After his military service, he earned his GED and worked as a mechanic for numerous Spokane-area companies.
For years, Rieckers suffered from Post Traumatic Stress Disorder. It went largely undiagnosed and unnoticed by doctors, he said. His wife, Susan, who Rieckers refers to as his “Domestic Goddess,” said she’d often find him awake early in the morning patrolling their home.
“I used to wake up in the middle of the night and pull guard duty,” Rieckers said.
His PTSD has gotten better in recent years, largely thanks to it being diagnosed and treated at the Veterans Affairs Medical Center. However, his time in Vietnam has come back to haunt him in another way.
Marked to the bone
As a helicopter mechanic, Rieckers dropped soldiers off, or picked them up, from the jungles of Vietnam. Often, those areas had been heavily sprayed with Agent Orange, a defoliant. Rieckers remembers being coated in the stuff and feeling physically sick afterward.
Decades later, he was diagnosed with bone-marrow cancer. That type of cancer was linked in 2015 to exposure to Agent Orange.
Rieckers will die, although it’s not clear how soon, said his wife.
When he got the news, Rieckers started to think about his bucket list. It was short: Go fishing as much as possible, and get a diploma from North Central High School. He called the school and asked if it could be arranged.
Fisk said when he learned about Rieckers’ past, he thought it deserved more than just a diploma. He organized a small ceremony, attended by roughly 30 people, including Superintendent Shelley Redinger.
Susan Chapin, Spokane Public Schools board vice president, presented Rieckers his diploma.
“My brother has a very similar story,” she said while handing him the long-delayed certificate.
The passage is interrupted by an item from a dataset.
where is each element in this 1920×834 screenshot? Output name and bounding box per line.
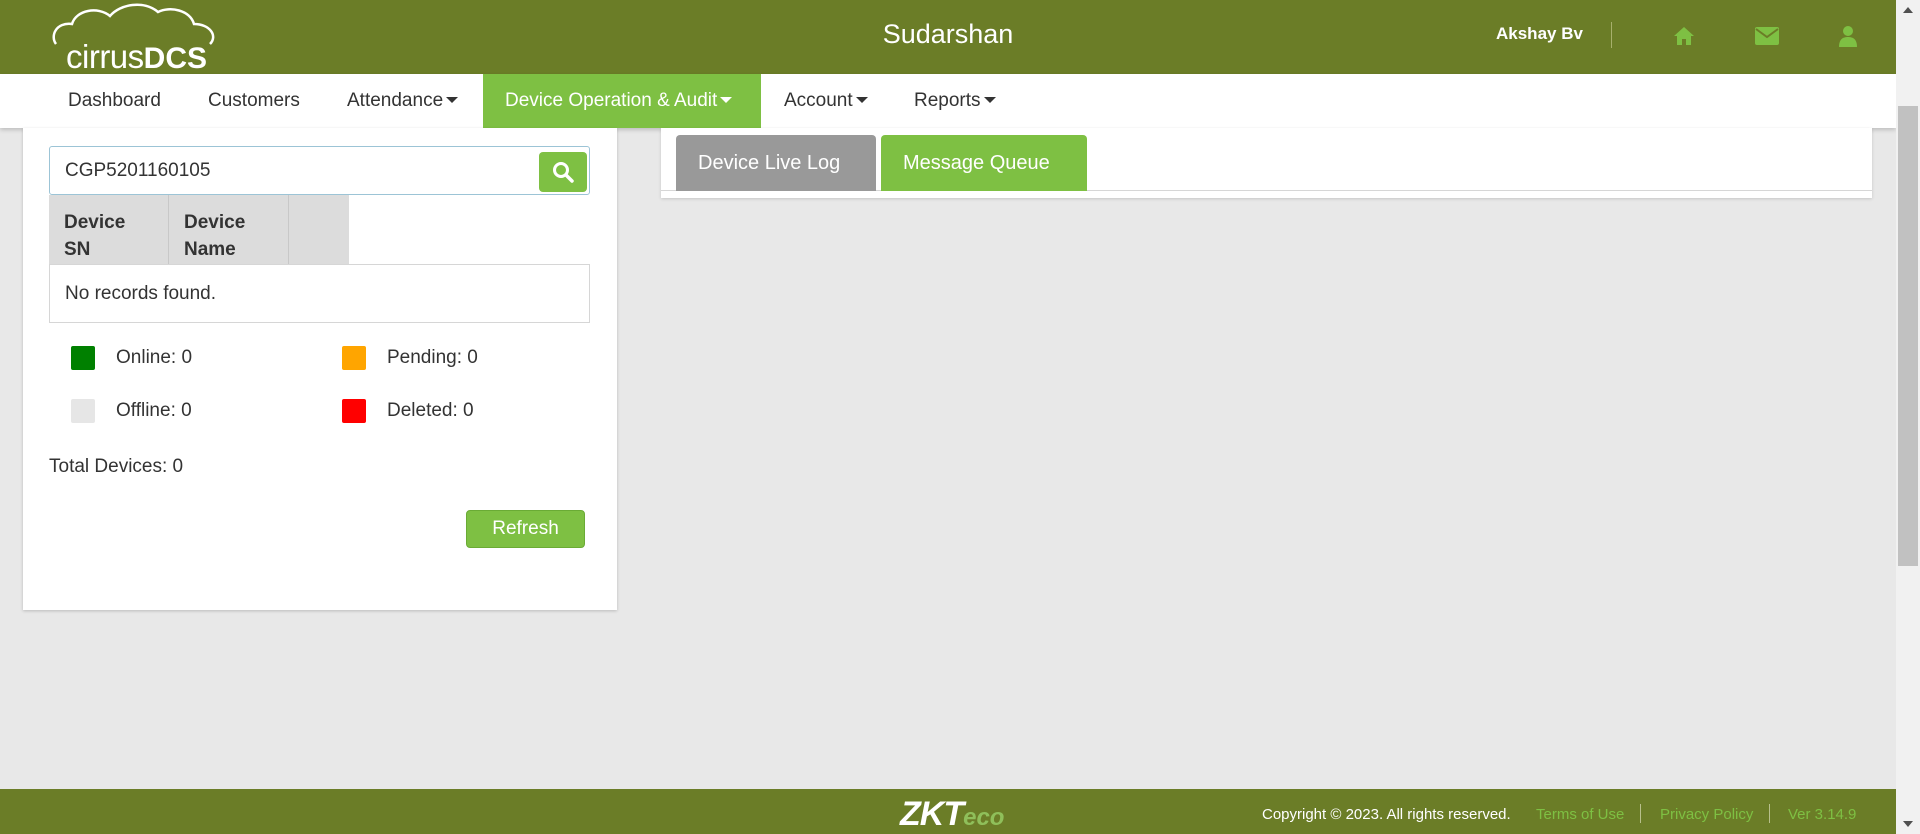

Washington State law allows school districts to grant diplomas to military veterans from World War II, the Korean War and the Vietnam War. Since the law was implemented in 2003, there have been roughly 10 such ceremonies in Spokane Public Schools, said Shawn Jordan, the district’s director of secondary education programs.
The attention and respect shown Wednesday brings Rieckers war experience full circle, Susan Rieckers said. When he returned from Vietnam, he was not treated well, she said. People would cross the street to avoid walking by him.
“The thing is, he was a 19-year-old kid,” she said. “These kids came back basically damaged men.”
Rieckers said when he first went to the VA after his service, they examined him briefly and said “you’re fine, get out of here.”
After receiving the diploma, Rieckers basked in a far different kind of attention while eating cake. About 10 current or former North Central students clustered around him in a semi-circle. Rieckers cracked jokes.
“I’m going to wait another 40 or so years and then get a college diploma,” he said.
Editor’s note: This story was changed on July 20, 2017. A previous version failed to identify Steve Fisk as the principal of North Central High School.